Former commissioners call for an independent, autonomous, more powerful FDA

Former FDA commissioners have called for Congress to give the agency more autonomy. The commissioners believed that micromanagement and a lack of access to the president negatively impact public health by hamstringing the agency’s ability to make decisions and implement rules. Other agencies or individuals have the authority to block the FDA’s decisions, which are supported by scientific discovery and extensive research.

Unanimous

The six former commissioners spoke at a panel in Aspen, Colorado, at the Aspen Ideas Festival. Dr. Frank Young (1984-1989), Dr. David Kessler (1990-1997), Dr. Jane Henney (1999-2001), Dr. Mark McClellan (2002-2004), Dr. Andrew von Eschenbach (2006-2009) and Dr. Margaret Hamburg (2009-2015) all raised their hands when asked if the FDA should escape the constraints of HHS. When asked, the panelists offered various examples from their tenures to support the need for an improved decision-making process.

A stronger presence

Von Eschenbach believes that the agency should have a Cabinet-level presence, while not actually being part of the Cabinet, similar to the Environmental Protection Agency. He stated that the FDA’s areas of governance are so broad that they interact with nearly every other area of government and the country’s interests, such as trade, commerce, defense, state relations, and agriculture, and that it only makes sense to have a stronger presence. In addition, the FDA gets its budget from the U.S. Department of Agriculture but is overseen by HHS, resulting in unnecessary difficulty obtaining funding for projects, such his mission to improve the information technology (IT) infrastructure to better track imports.

Too many bosses

Kessler’s arguments for autonomy focused on micromanagement. He pointed out that there are 150 government officials between the commissioner and the president and that every person up the chain views themselves as the FDA commissioner’s boss. He felt that there was not enough trust in the agency heads to allow them to properly do their job.

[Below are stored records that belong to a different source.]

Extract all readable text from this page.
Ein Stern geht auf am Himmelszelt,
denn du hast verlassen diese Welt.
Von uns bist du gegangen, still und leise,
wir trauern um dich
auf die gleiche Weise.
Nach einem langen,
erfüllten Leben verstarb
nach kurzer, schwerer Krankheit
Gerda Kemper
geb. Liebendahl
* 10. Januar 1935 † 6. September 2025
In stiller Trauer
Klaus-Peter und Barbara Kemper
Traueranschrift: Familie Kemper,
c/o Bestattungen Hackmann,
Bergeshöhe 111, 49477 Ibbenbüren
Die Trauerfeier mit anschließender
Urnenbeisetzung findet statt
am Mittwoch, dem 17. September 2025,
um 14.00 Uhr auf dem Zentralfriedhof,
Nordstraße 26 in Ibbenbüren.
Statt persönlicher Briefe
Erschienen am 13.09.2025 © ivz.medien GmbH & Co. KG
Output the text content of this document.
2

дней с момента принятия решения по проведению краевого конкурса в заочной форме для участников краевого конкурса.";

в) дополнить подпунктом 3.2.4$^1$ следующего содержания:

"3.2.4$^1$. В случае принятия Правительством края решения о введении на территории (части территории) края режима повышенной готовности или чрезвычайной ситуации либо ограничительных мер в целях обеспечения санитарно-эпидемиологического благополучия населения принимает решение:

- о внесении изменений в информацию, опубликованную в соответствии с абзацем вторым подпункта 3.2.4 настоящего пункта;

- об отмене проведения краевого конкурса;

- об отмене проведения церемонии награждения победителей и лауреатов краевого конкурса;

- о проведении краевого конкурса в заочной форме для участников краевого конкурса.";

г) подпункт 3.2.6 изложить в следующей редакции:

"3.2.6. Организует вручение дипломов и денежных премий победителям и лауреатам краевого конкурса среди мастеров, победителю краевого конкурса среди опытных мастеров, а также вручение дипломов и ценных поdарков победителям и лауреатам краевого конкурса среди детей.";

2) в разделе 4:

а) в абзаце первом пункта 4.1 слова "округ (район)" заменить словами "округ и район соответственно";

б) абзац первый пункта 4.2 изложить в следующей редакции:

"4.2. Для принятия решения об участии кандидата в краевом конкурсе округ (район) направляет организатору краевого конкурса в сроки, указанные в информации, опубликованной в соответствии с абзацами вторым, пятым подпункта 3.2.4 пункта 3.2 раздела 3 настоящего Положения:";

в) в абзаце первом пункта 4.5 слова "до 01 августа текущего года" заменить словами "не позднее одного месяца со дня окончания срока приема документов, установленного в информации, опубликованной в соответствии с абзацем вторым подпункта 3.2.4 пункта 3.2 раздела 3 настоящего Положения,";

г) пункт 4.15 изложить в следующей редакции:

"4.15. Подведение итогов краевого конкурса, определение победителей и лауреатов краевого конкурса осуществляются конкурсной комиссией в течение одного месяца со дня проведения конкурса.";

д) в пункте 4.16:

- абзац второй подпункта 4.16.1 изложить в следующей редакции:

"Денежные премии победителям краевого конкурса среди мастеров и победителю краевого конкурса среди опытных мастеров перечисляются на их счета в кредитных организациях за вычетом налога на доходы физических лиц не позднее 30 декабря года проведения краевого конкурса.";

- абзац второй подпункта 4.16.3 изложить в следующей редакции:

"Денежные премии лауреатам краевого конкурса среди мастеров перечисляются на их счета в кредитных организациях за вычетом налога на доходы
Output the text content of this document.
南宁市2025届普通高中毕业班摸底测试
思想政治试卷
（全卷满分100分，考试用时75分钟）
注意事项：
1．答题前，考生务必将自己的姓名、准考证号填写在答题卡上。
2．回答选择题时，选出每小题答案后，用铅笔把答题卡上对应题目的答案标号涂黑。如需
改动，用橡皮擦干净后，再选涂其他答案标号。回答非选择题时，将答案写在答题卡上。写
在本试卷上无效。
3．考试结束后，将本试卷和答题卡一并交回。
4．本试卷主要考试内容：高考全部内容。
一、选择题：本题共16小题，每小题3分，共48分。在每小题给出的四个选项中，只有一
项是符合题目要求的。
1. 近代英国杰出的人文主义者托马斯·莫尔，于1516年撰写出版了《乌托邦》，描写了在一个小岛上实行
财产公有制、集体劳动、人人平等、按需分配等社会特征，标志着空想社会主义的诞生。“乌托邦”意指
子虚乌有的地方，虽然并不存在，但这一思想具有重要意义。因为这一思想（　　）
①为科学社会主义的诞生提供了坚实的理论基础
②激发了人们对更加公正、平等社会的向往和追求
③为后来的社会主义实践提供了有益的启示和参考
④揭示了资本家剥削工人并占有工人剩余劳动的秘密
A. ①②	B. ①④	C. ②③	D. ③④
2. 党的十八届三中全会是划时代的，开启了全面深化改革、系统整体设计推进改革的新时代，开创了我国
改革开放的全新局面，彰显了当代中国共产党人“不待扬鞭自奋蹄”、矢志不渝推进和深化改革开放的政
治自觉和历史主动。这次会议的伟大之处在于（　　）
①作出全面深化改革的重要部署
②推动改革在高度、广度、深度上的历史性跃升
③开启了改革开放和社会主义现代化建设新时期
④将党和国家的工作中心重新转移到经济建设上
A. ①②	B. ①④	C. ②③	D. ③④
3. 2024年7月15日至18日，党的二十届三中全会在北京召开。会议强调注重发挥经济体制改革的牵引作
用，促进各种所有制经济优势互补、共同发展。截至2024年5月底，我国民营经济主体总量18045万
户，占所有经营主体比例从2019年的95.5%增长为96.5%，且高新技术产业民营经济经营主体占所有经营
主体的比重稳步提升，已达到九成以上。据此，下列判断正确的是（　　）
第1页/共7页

Hamburg offered an example of the agency’s inability to see its recommendations come to pass: availability of Plan B contraception. The company offering the drug had completed all of the studies, the FDA closely reviewed the scientific evidence, and a strong recommendation was made to offer the drug over-the-counter (OTC) to improve access. Then-HHS Secretary Kathleen Sebelius overruled the recommendation. Hamburg’s concerns extended beyond this one decision, and she expressed that this set an unwanted precedent and was an example of the high level of oversight surrounding every decision. She noted that nearly everything issued by the FDA was required to be approved by someone higher up.

Follow up

The former commissioners discussed uniting to create a white paper containing their agreed-upon recommendations to present to the next administration. Hamburg felt that the new administration will not tackle this issue soon after taking office, but agreed that it was critical to start the discussion, identify the pressing issues, and assist the legislature in creating workable solutions.